During pre-service training, you will have access to basic medical supplies through the medical officer. However, you will be responsible for your own supply of prescription drugs and any other specific medical supplies you require, as we will not order these items during training. Please bring a three-month supply of any prescription drugs you use as they may not be available here and it may take several weeks for shipments to arrive.

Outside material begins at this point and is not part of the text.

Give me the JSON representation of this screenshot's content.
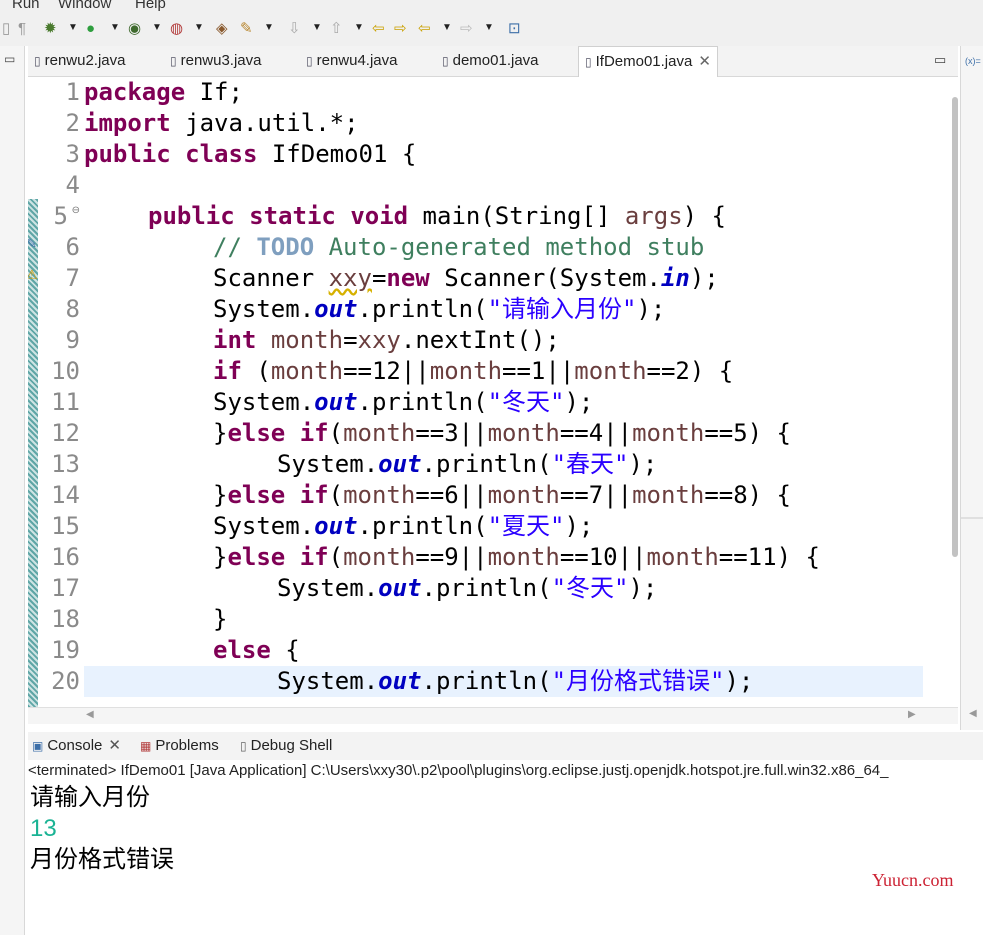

You will have a medical evaluation at mid-service and a physical examination at the end of your service. If you develop a serious medical problem during your service, the medical officer in the Dominican Republic will consult with the Office of Medical Services in Washington, D.C. If it is determined that your condition cannot be treated in the Dominican Republic, you may be sent out of the country for further evaluation and care.
Maintaining Your Health
As a Volunteer, you must accept considerable responsibility for your own health. Proper precautions will significantly reduce your risk of serious illness or injury.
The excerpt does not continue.